On latest EP Sad, Kamikaze Girls reckon they’ve finally got to 'a place where something clicked'. Combining their main influences of pop sensibilities and feminist grunge, its overarching theme is mental health, something singer/guitarist Lucinda Livingstone in particular has discussed a lot of late. On the whole, this thing the duo have hit upon is something really very good.
Their riffs, based mainly around power chords, have a somehow clean-sounding fuzz to them, and their sparing use of solo-y stuff makes every such riff they do use feel totally valuable and genuinely gorgeous - see the intro of ‘Ladyfuzz’ following the dirgey, grungey plod of ‘I Hate Funerals’ (the latter of which is made up of chords both so creative and so satisfying you’ll want to hug them).
Only at the beginning of single ‘Stitches’ do their influences feel as if they’re pulling the music apart rather than working together, taking a few seconds for the song to decide what it’s going to be. And even then, it soon settles into itself, and the chorus is so perfect for the sad indie dancing that seems to be their total thing that you’ve forgotten all about the beginning of the song.
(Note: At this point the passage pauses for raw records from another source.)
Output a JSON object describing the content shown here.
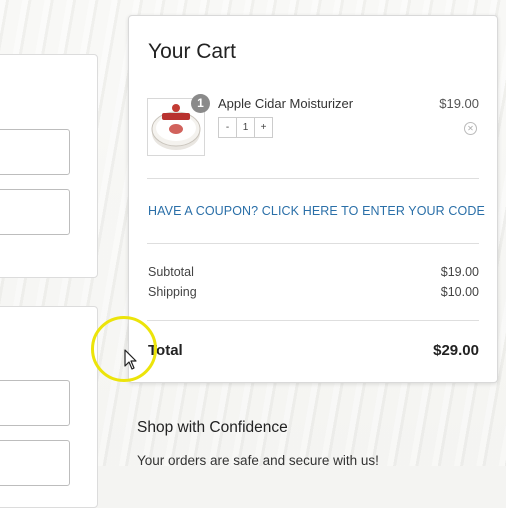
{
  "cart": {
    "title": "Your Cart",
    "item": {
      "name": "Apple Cidar Moisturizer",
      "price": "$19.00",
      "badge_count": "1",
      "stepper": {
        "minus": "-",
        "value": "1",
        "plus": "+"
      },
      "remove_icon": "close-circle-icon"
    },
    "coupon_link": "HAVE A COUPON? CLICK HERE TO ENTER YOUR CODE",
    "subtotal": {
      "label": "Subtotal",
      "value": "$19.00"
    },
    "shipping": {
      "label": "Shipping",
      "value": "$10.00"
    },
    "total": {
      "label": "Total",
      "value": "$29.00"
    }
  },
  "confidence": {
    "title": "Shop with Confidence",
    "text": "Your orders are safe and secure with us!"
  },
  "colors": {
    "link": "#2a6fa8",
    "cursor_highlight": "#ece40a",
    "badge": "#8a8a8a"
  }
}
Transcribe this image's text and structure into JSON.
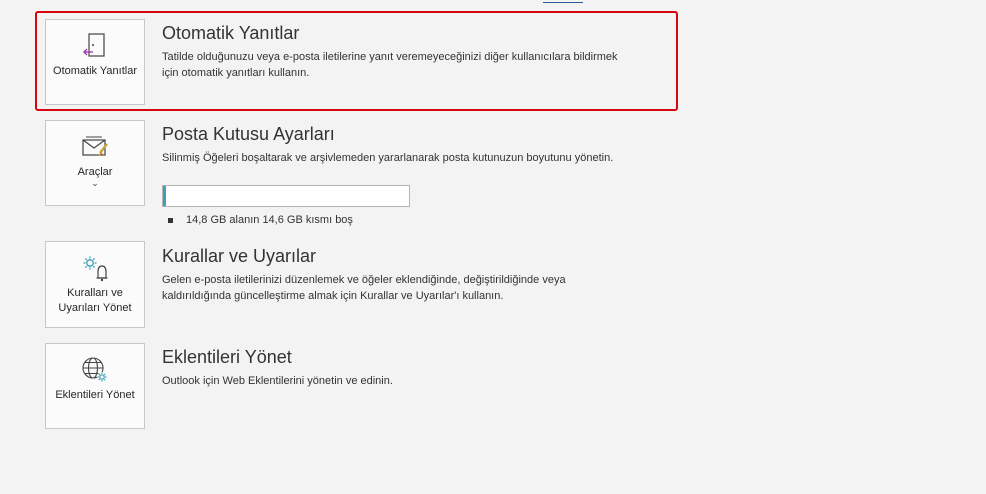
{
  "sections": [
    {
      "tile_label": "Otomatik Yanıtlar",
      "title": "Otomatik Yanıtlar",
      "description": "Tatilde olduğunuzu veya e-posta iletilerine yanıt veremeyeceğinizi diğer kullanıcılara bildirmek için otomatik yanıtları kullanın.",
      "icon": "auto-reply-door-icon"
    },
    {
      "tile_label": "Araçlar",
      "title": "Posta Kutusu Ayarları",
      "description": "Silinmiş Öğeleri boşaltarak ve arşivlemeden yararlanarak posta kutunuzun boyutunu yönetin.",
      "icon": "mailbox-tools-icon",
      "has_dropdown": true,
      "usage_text": "14,8 GB alanın 14,6 GB kısmı boş",
      "usage_fraction": 0.014
    },
    {
      "tile_label": "Kuralları ve Uyarıları Yönet",
      "title": "Kurallar ve Uyarılar",
      "description": "Gelen e-posta iletilerinizi düzenlemek ve öğeler eklendiğinde, değiştirildiğinde veya kaldırıldığında güncelleştirme almak için Kurallar ve Uyarılar'ı kullanın.",
      "icon": "rules-alerts-icon"
    },
    {
      "tile_label": "Eklentileri Yönet",
      "title": "Eklentileri Yönet",
      "description": "Outlook için Web Eklentilerini yönetin ve edinin.",
      "icon": "globe-gear-icon"
    }
  ],
  "colors": {
    "highlight": "#d6050f",
    "accent_purple": "#9b3fb5",
    "accent_teal": "#3aa0b4",
    "usage_fill": "#3aa0b4"
  }
}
With their oft but varyingly used major sevens, a pensiveness pervades the album that’s perfect for just that kind of sad indie dancing too. Its plaintive quality is captured perfectly by Livingstone’s voice and melodies works perfectly for all of the album except ‘Black Coffee’. The idea feels like it was a good one, and it’s possibly their most direct discussion of depression here (the symbolism making it easier to broach as a subject), but unfortunately the tone of Sad is just too earnest for this type of punk humour that addresses mundane objects in second person as an ironic metonym. That said, the self-conscious melodrama of ‘I Hate Funerals’ feels like it works, and overall their tone totally suits their emotional yet considered sound.